Mitochondrial glycolysis as a target for disease control of pathogenic stramenopiles

The world population is expected to grow to 10 billion people in the next 30 years. This means that we will have to feed 2 billion more people than we do today. This will put a huge strain on our food production systems. A major problem for agriculture and fisheries is the losses caused by infectious diseases. Although they vary from year to year, these crop losses could have fed between 0.5 and 4 billion people each year. Some of the potato and salmon diseases are caused by a group of pathogens in which we have discovered an unusual biochemical feature. We are now characterising this unusual feature in the hope that it will lead to a new drug that could combat some of the pathogens that cause major losses in our food production.

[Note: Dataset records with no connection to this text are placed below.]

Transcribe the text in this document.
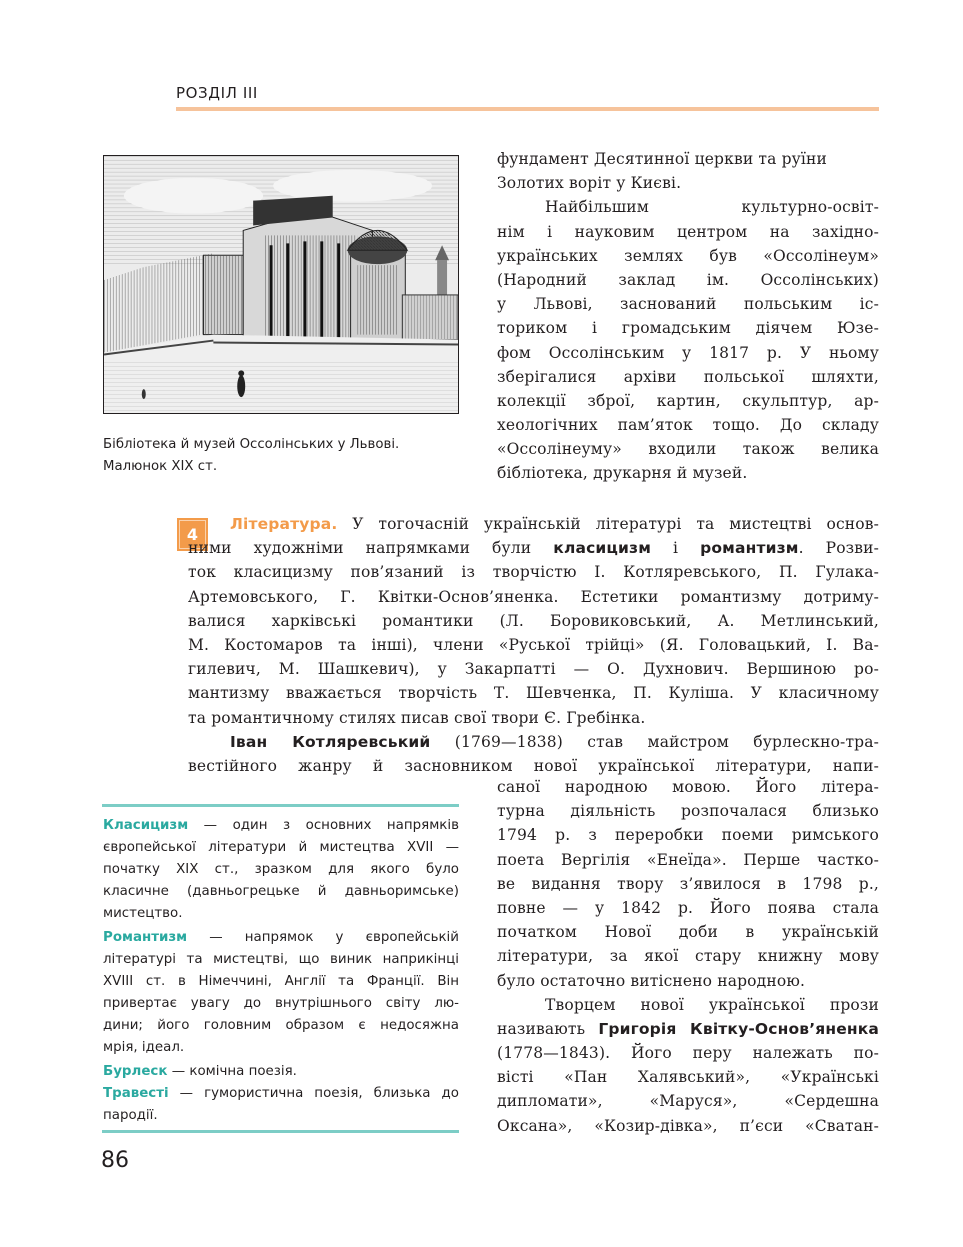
РОЗДІЛ III
Бібліотека й музей Оссолінських у Львові.
Малюнок XIX ст.
фундамент Десятинної церкви та руїни
Золотих воріт у Києві.
Найбільшим культурно-освіт-
нім і науковим центром на західно-
українських землях був «Оссолінеум»
(Народний заклад ім. Оссолінських)
у Львові, заснований польським іс-
ториком і громадським діячем Юзе-
фом Оссолінським у 1817 р. У ньому
зберігалися архіви польської шляхти,
колекції зброї, картин, скульптур, ар-
хеологічних пам’яток тощо. До складу
«Оссолінеуму» входили також велика
бібліотека, друкарня й музей.
4
Література. У тогочасній українській літературі та мистецтві основ-
ними художніми напрямками були класицизм і романтизм. Розви-
ток класицизму пов’язаний із творчістю І. Котляревського, П. Гулака-
Артемовського, Г. Квітки-Основ’яненка. Естетики романтизму дотриму-
валися харківські романтики (Л. Боровиковський, А. Метлинський,
М. Костомаров та інші), члени «Руської трійці» (Я. Головацький, І. Ва-
гилевич, М. Шашкевич), у Закарпатті — О. Духнович. Вершиною ро-
мантизму вважається творчість Т. Шевченка, П. Куліша. У класичному
та романтичному стилях писав свої твори Є. Гребінка.
Іван Котляревський (1769—1838) став майстром бурлескно-тра-
вестійного жанру й засновником нової української літератури, напи-
саної народною мовою. Його літера-
турна діяльність розпочалася близько
1794 р. з переробки поеми римського
поета Вергілія «Енеїда». Перше частко-
ве видання твору з’явилося в 1798 р.,
повне — у 1842 р. Його поява стала
початком Нової доби в українській
літератури, за якої стару книжну мову
було остаточно витіснено народною.
Творцем нової української прози
називають Григорія Квітку-Основ’яненка
(1778—1843). Його перу належать по-
вісті «Пан Халявський», «Українські
дипломати», «Маруся», «Сердешна
Оксана», «Козир-дівка», п’єси «Сватан-
Класицизм — один з основних напрямків
європейської літератури й мистецтва XVII —
початку XIX ст., зразком для якого було
класичне (давньогрецьке й давньоримське)
мистецтво.
Романтизм — напрямок у європейській
літературі та мистецтві, що виник наприкінці
XVIII ст. в Німеччині, Англії та Франції. Він
привертає увагу до внутрішнього світу лю-
дини; його головним образом є недосяжна
мрія, ідеал.
Бурлеск — комічна поезія.
Травесті — гумористична поезія, близька до
пародії.
86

Disease seriously affects humans, animals and plants. In the case of livestock and crops, such diseases impact on the provision of food. The world population is expected to reach 9 to 10 billion within the next 30 years, so we need to produce more food than we currently do. Diseases therefore limit our ability to produce the food we need. We recently discovered a peculiar feature in a large group of organisms, which include several pathogens of humans, animals and crops. Normally, the food we consume is broken down in simple compounds such as the sugar glucose. This glucose is metabolised into smaller molecules leading to the production of the energy molecule ATP. This breakdown of glucose happens in the main compartment of the cell called the cytoplasm, while the bulk of the ATP production takes place in a special compartment called the mitochondrion. We discovered that in some organisms the breakdown of glucose takes place in the ATP-producing mitochondria. This is quite unexpected and raises the question what the reason is for this peculiarity. In addition, this also means that a different molecule needs to be transported into the mitochondrion to make this possible. As this transport is normally tightly controlled by very special transporters, this means that a special transporter will be required to make sure the energy provision of these organisms can take place. We aim to identify and characterise this special transporter with the aim to use it as a new drug target. This drug target is present in a human intestinal parasite and also in important animal and plant pathogens, and would allow for the specific targeting of these pathogens while not affecting their hosts. Our project will elucidate the nature of this unusual metabolic phenomenon and provide insight in the evolution and biochemistry of this transporter with the aim to produce novel therapeutics to combat important pathogens.